Азартный тонус явно преобладал над пафосом тонких деталей. Впрочем, баланс успешно корректировала фирменно утонченная Надежда Павлова в главной партии похищенной испанки Констанцы, в свою очередь похитившей сердца сразу двоих похитителей, одного настоящего (мудрого турецкого паши Селима, чьей пленницей мы застаем Констанцу на старте оперных приключений) и одного неудавшегося: Бельмонт, словно Роланд/Руджеро, разыскивает возлюбленную во владениях Селима, то есть бог знает в каких чужестранных краях.
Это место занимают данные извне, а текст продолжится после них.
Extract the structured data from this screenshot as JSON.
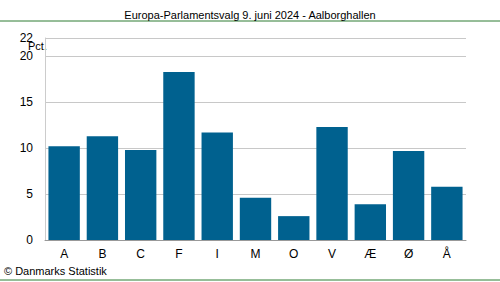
{
  "chart_data": {
    "type": "bar",
    "title": "Europa-Parlamentsvalg 9. juni 2024 - Aalborghallen",
    "y_label": "Pct.",
    "source": "© Danmarks Statistik",
    "categories": [
      "A",
      "B",
      "C",
      "F",
      "I",
      "M",
      "O",
      "V",
      "Æ",
      "Ø",
      "Å"
    ],
    "values": [
      10.2,
      11.3,
      9.8,
      18.3,
      11.7,
      4.6,
      2.6,
      12.3,
      3.9,
      9.7,
      5.8
    ],
    "color": "#00618f",
    "ylim": [
      0,
      22
    ],
    "yticks": [
      0,
      5,
      10,
      15,
      20
    ],
    "grid": true
  }
}
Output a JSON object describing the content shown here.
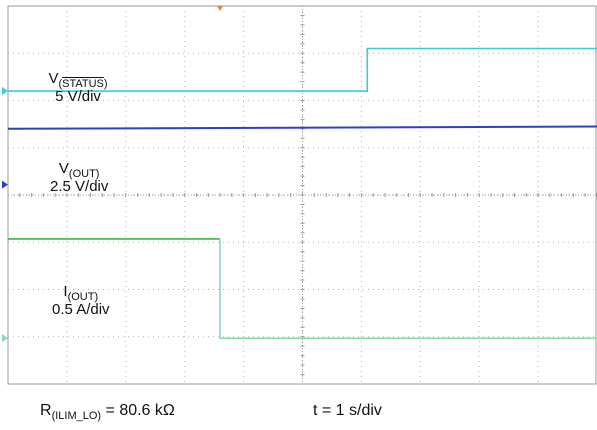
{
  "chart_data": {
    "type": "line",
    "xlabel": "",
    "ylabel": "",
    "grid": true,
    "divisions": {
      "x": 10,
      "y": 8
    },
    "x_divs": [
      0,
      10
    ],
    "y_divs": [
      0,
      8
    ],
    "series": [
      {
        "name": "",
        "color": "#3ec9d6",
        "points": [
          [
            0,
            6.2
          ],
          [
            6.1,
            6.2
          ],
          [
            6.1,
            7.1
          ],
          [
            10,
            7.1
          ]
        ]
      },
      {
        "name": "",
        "color": "#2f3fcc",
        "points": [
          [
            0,
            5.4
          ],
          [
            10,
            5.45
          ]
        ]
      },
      {
        "name": "",
        "color": "#39b54a",
        "points": [
          [
            0,
            3.07
          ],
          [
            3.6,
            3.07
          ]
        ]
      },
      {
        "name": "",
        "color": "#8fd9b0",
        "points": [
          [
            3.6,
            3.07
          ],
          [
            3.6,
            0.97
          ],
          [
            10,
            0.97
          ]
        ]
      }
    ],
    "trigger_x": 3.6
  },
  "labels": {
    "status": {
      "prefix": "V",
      "sub_open": "(",
      "sub_over": "STATUS",
      "sub_close": ")",
      "scale": "5 V/div"
    },
    "out_v": {
      "prefix": "V",
      "sub": "(OUT)",
      "scale": "2.5 V/div"
    },
    "out_i": {
      "prefix": "I",
      "sub": "(OUT)",
      "scale": "0.5 A/div"
    }
  },
  "footer": {
    "r_prefix": "R",
    "r_sub": "(ILIM_LO)",
    "r_value": " = 80.6 kΩ",
    "time": "t = 1 s/div"
  }
}
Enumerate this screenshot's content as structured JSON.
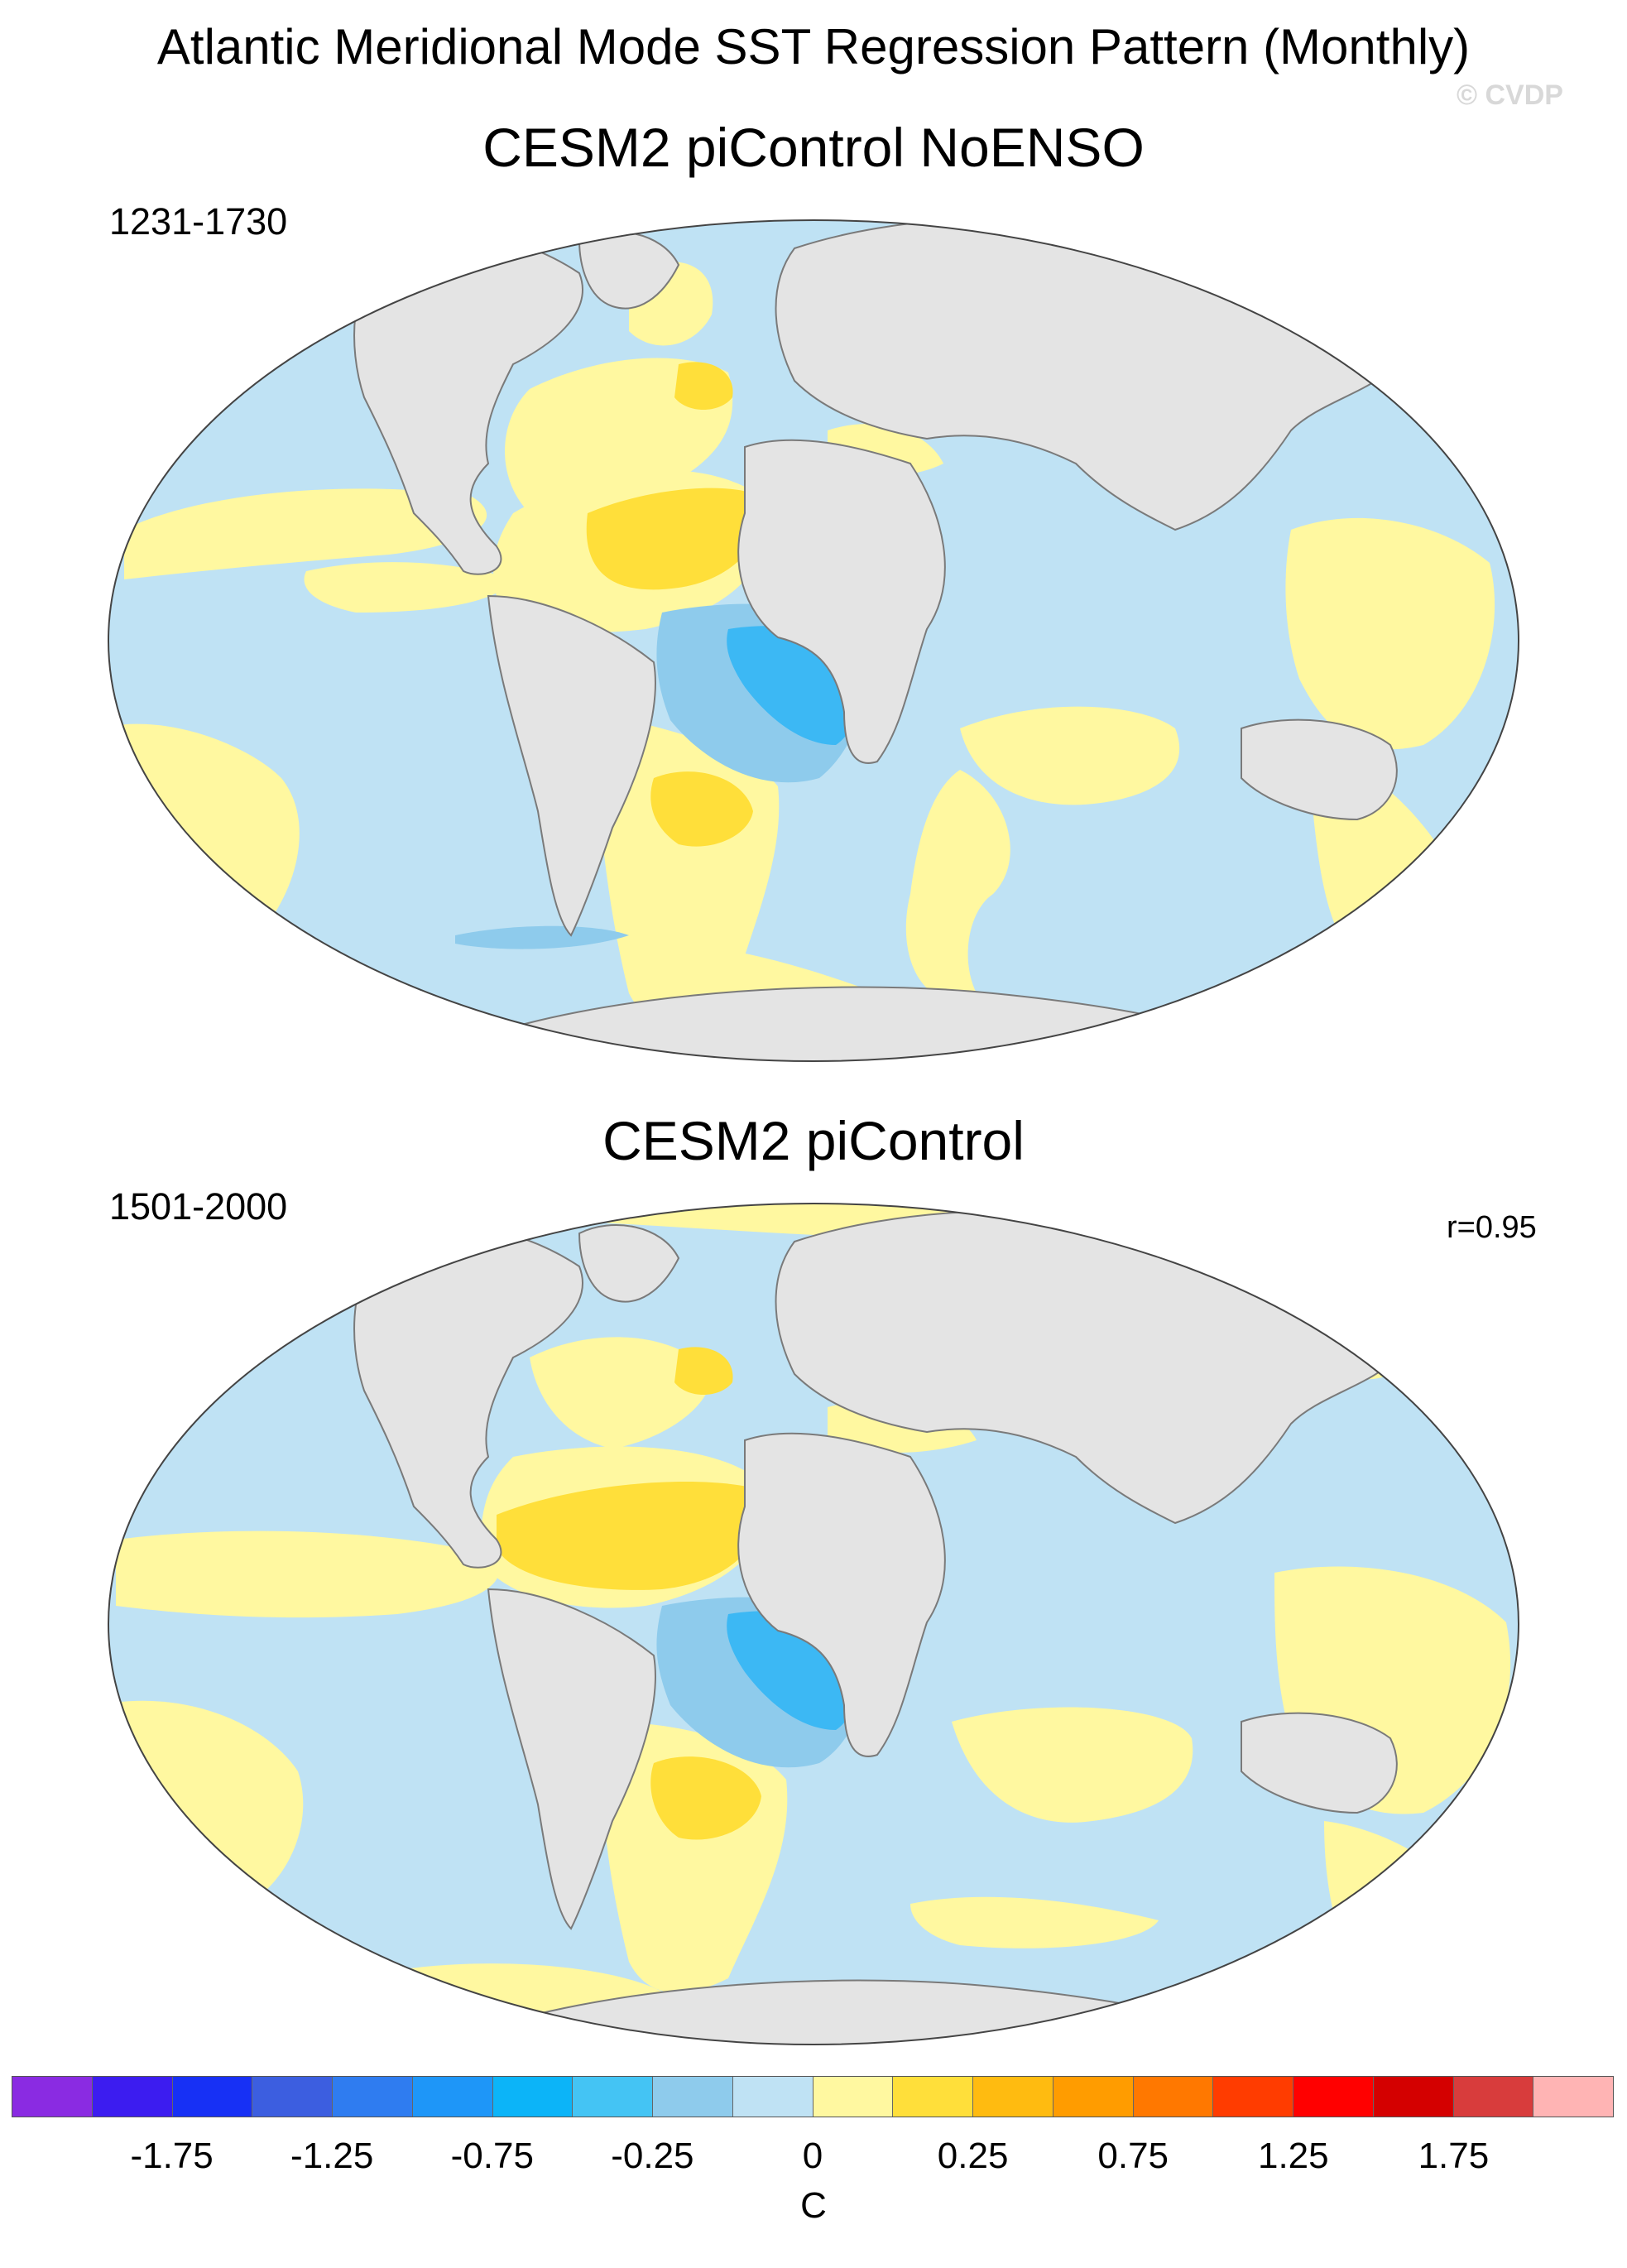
{
  "title": "Atlantic Meridional Mode SST Regression Pattern (Monthly)",
  "watermark": "© CVDP",
  "panels": [
    {
      "title": "CESM2 piControl NoENSO",
      "period": "1231-1730",
      "correlation": ""
    },
    {
      "title": "CESM2 piControl",
      "period": "1501-2000",
      "correlation": "r=0.95"
    }
  ],
  "colors": {
    "land": "#e4e4e4",
    "ocean_weak_negative": "#bfe2f4",
    "weak_positive": "#fff8a0",
    "moderate_positive": "#ffdf3a",
    "moderate_negative": "#8ecbec",
    "strong_negative": "#3cb8f4",
    "coast": "#7a7a7a"
  },
  "colorbar": {
    "units": "C",
    "colors": [
      "#8a2be2",
      "#3c1cf0",
      "#1730f5",
      "#3c5ee0",
      "#2f7cf0",
      "#1e96f8",
      "#0cb4f8",
      "#44c4f4",
      "#8ecbec",
      "#bfe2f4",
      "#fff8a0",
      "#ffdf3a",
      "#ffbb10",
      "#ff9c00",
      "#ff7800",
      "#ff3c00",
      "#ff0000",
      "#d40000",
      "#d83c3c",
      "#ffb4b4"
    ],
    "tick_labels": [
      "-1.75",
      "-1.25",
      "-0.75",
      "-0.25",
      "0",
      "0.25",
      "0.75",
      "1.25",
      "1.75"
    ],
    "tick_boundaries": [
      2,
      4,
      6,
      8,
      10,
      12,
      14,
      16,
      18
    ]
  }
}
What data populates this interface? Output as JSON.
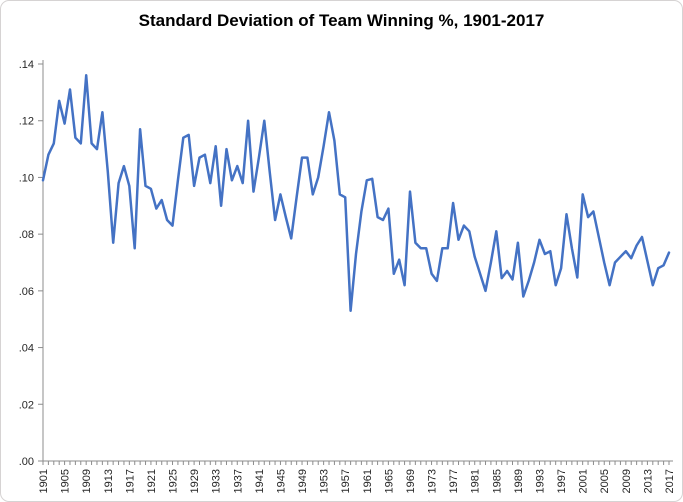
{
  "chart_data": {
    "type": "line",
    "title": "Standard Deviation of Team Winning %, 1901-2017",
    "xlabel": "",
    "ylabel": "",
    "legend": "none",
    "grid": "off",
    "x_start": 1901,
    "x_end": 2017,
    "x_tick_labels": [
      "1901",
      "1905",
      "1909",
      "1913",
      "1917",
      "1921",
      "1925",
      "1929",
      "1933",
      "1937",
      "1941",
      "1945",
      "1949",
      "1953",
      "1957",
      "1961",
      "1965",
      "1969",
      "1973",
      "1977",
      "1981",
      "1985",
      "1989",
      "1993",
      "1997",
      "2001",
      "2005",
      "2009",
      "2013",
      "2017"
    ],
    "y_axis": {
      "min": 0,
      "max": 0.14,
      "step": 0.02,
      "tick_labels_top_to_bottom": [
        ".14",
        ".12",
        ".10",
        ".08",
        ".06",
        ".04",
        ".02",
        ".00"
      ]
    },
    "series": [
      {
        "name": "Standard deviation of team winning percentage",
        "x": [
          1901,
          1902,
          1903,
          1904,
          1905,
          1906,
          1907,
          1908,
          1909,
          1910,
          1911,
          1912,
          1913,
          1914,
          1915,
          1916,
          1917,
          1918,
          1919,
          1920,
          1921,
          1922,
          1923,
          1924,
          1925,
          1926,
          1927,
          1928,
          1929,
          1930,
          1931,
          1932,
          1933,
          1934,
          1935,
          1936,
          1937,
          1938,
          1939,
          1940,
          1941,
          1942,
          1943,
          1944,
          1945,
          1946,
          1947,
          1948,
          1949,
          1950,
          1951,
          1952,
          1953,
          1954,
          1955,
          1956,
          1957,
          1958,
          1959,
          1960,
          1961,
          1962,
          1963,
          1964,
          1965,
          1966,
          1967,
          1968,
          1969,
          1970,
          1971,
          1972,
          1973,
          1974,
          1975,
          1976,
          1977,
          1978,
          1979,
          1980,
          1981,
          1982,
          1983,
          1984,
          1985,
          1986,
          1987,
          1988,
          1989,
          1990,
          1991,
          1992,
          1993,
          1994,
          1995,
          1996,
          1997,
          1998,
          1999,
          2000,
          2001,
          2002,
          2003,
          2004,
          2005,
          2006,
          2007,
          2008,
          2009,
          2010,
          2011,
          2012,
          2013,
          2014,
          2015,
          2016,
          2017
        ],
        "values": [
          0.099,
          0.108,
          0.112,
          0.127,
          0.119,
          0.131,
          0.114,
          0.112,
          0.136,
          0.112,
          0.11,
          0.123,
          0.102,
          0.077,
          0.098,
          0.104,
          0.097,
          0.075,
          0.117,
          0.097,
          0.096,
          0.089,
          0.092,
          0.085,
          0.083,
          0.099,
          0.114,
          0.115,
          0.097,
          0.107,
          0.108,
          0.098,
          0.111,
          0.09,
          0.11,
          0.099,
          0.104,
          0.098,
          0.12,
          0.095,
          0.107,
          0.12,
          0.102,
          0.085,
          0.094,
          0.086,
          0.0785,
          0.093,
          0.107,
          0.107,
          0.094,
          0.1,
          0.111,
          0.123,
          0.113,
          0.094,
          0.093,
          0.053,
          0.073,
          0.088,
          0.099,
          0.0995,
          0.086,
          0.085,
          0.089,
          0.066,
          0.071,
          0.062,
          0.095,
          0.077,
          0.075,
          0.075,
          0.066,
          0.0635,
          0.075,
          0.075,
          0.091,
          0.078,
          0.083,
          0.081,
          0.072,
          0.066,
          0.06,
          0.07,
          0.081,
          0.0645,
          0.067,
          0.064,
          0.077,
          0.058,
          0.0635,
          0.07,
          0.078,
          0.073,
          0.074,
          0.062,
          0.068,
          0.087,
          0.075,
          0.0647,
          0.094,
          0.086,
          0.088,
          0.079,
          0.07,
          0.062,
          0.07,
          0.072,
          0.074,
          0.0715,
          0.076,
          0.079,
          0.0705,
          0.062,
          0.068,
          0.069,
          0.0735
        ]
      }
    ],
    "colors": {
      "line": "#4472C4",
      "axis": "#8c8c8c",
      "tick_label": "#262626",
      "background": "#ffffff",
      "chart_border": "#d6d3d3"
    }
  }
}
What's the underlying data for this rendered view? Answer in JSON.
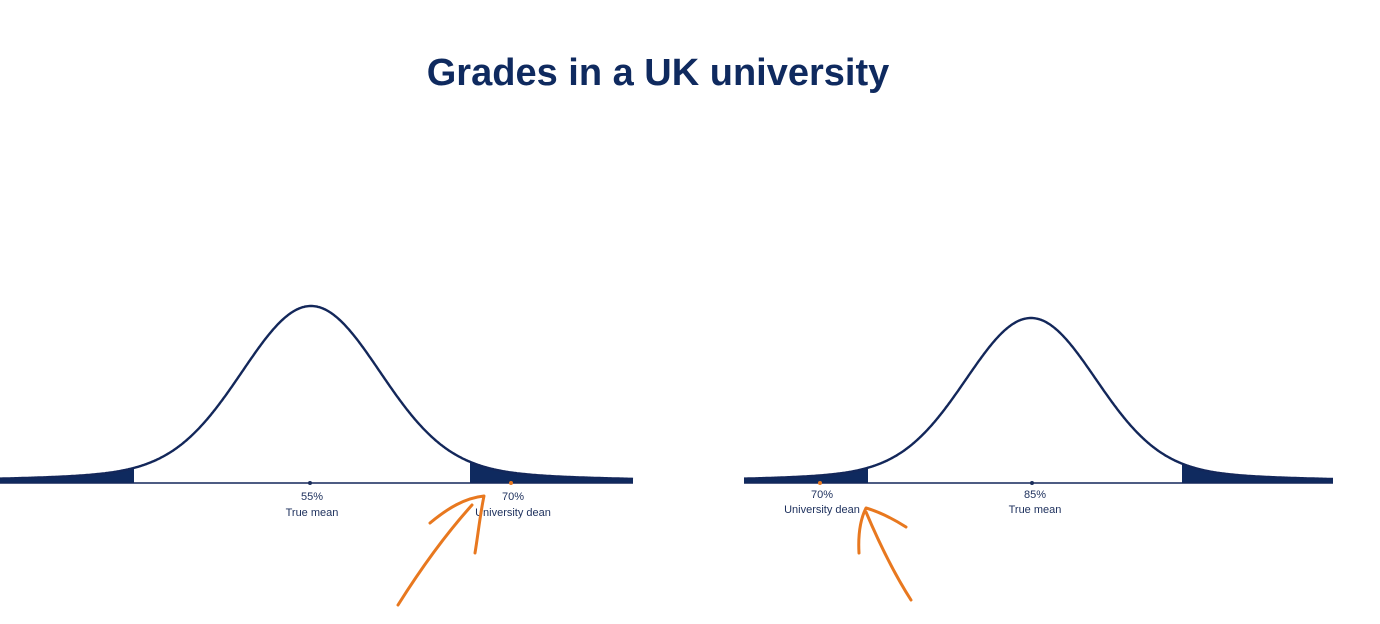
{
  "title": "Grades in a UK university",
  "colors": {
    "title": "#0f2a5f",
    "curve": "#13275a",
    "tail_fill": "#0f2a5f",
    "axis": "#13275a",
    "dot": "#1c2f5c",
    "annotation": "#e8781f",
    "label": "#1c2f5c"
  },
  "panels": [
    {
      "id": "left",
      "markers": [
        {
          "value_label": "55%",
          "caption": "True mean",
          "dot_color": "#1c2f5c"
        },
        {
          "value_label": "70%",
          "caption": "University dean",
          "dot_color": "#e8781f"
        }
      ]
    },
    {
      "id": "right",
      "markers": [
        {
          "value_label": "70%",
          "caption": "University dean",
          "dot_color": "#e8781f"
        },
        {
          "value_label": "85%",
          "caption": "True mean",
          "dot_color": "#1c2f5c"
        }
      ]
    }
  ],
  "annotations": [
    {
      "type": "hand-drawn-arrow",
      "color": "#e8781f",
      "points_to": "70% University dean (left)"
    },
    {
      "type": "hand-drawn-arrow",
      "color": "#e8781f",
      "points_to": "70% University dean (right)"
    }
  ]
}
В нижегородской версии «Сераля» Павлова раскрывает и длит метафору затерянного острова с его пленниками и волшебниками так органично, нюансированно и легко, что ненадолго мы забываем, где мы — в ландшафтах Моцарта или на музыкальной карте Генделя. Градуированное пианиссимо, истонченная фразировка и мягкое темное форте в центральной арии «Martern aller Arten» проводят слушателя по тонкой грани между стилями и снова ставят на землю, где ловкий зингшпиль крепко стоит на своих янычарских ногах. Темные краски павловской палитры оттеняли в Москве искристое и опрятное сопрано Галины Круч — Блондхен, аккуратный комизм Владимира Куклева в роли Педрильо и светлый тембр голоса Сергея Година — Бельмонта: в нем раскрывается поэтично-рыцарская стать. Другой герой на темном полюсе — Гарри Агаджанян. Его Осмин (одновременно аватар и альтер эго невидимого Селима, чьи конферансы публика слышит через динамики) подкупает заправским артистизмом, уверенной подвижностью и притягательной вокальной театрализацией. В концертной версии нижний регистр исполнителя отчасти скрыт плотным звучанием оркестра, но в театральной ситуации баланс будет другим, что может чуть добавить инструментальным краскам призрачности и сыграть на руку герою и всему ансамблю.
Спектакль будет представлен в Нижнем 29 февраля: за режиссуру отвечает Екатерина Одегова, за костюмы — Этель Иошпа, в составах обещаны также Диляра Идрисова, Яна Дьякова и другие. А метафора зачарованного острова, где «аромат Сада любви дурманит, затягивает в объятия» и дарит «миг полета мечты», возможно, раскроется театральными средствами: по крайней мере, постановщики обещают публике «спектакль-грезу».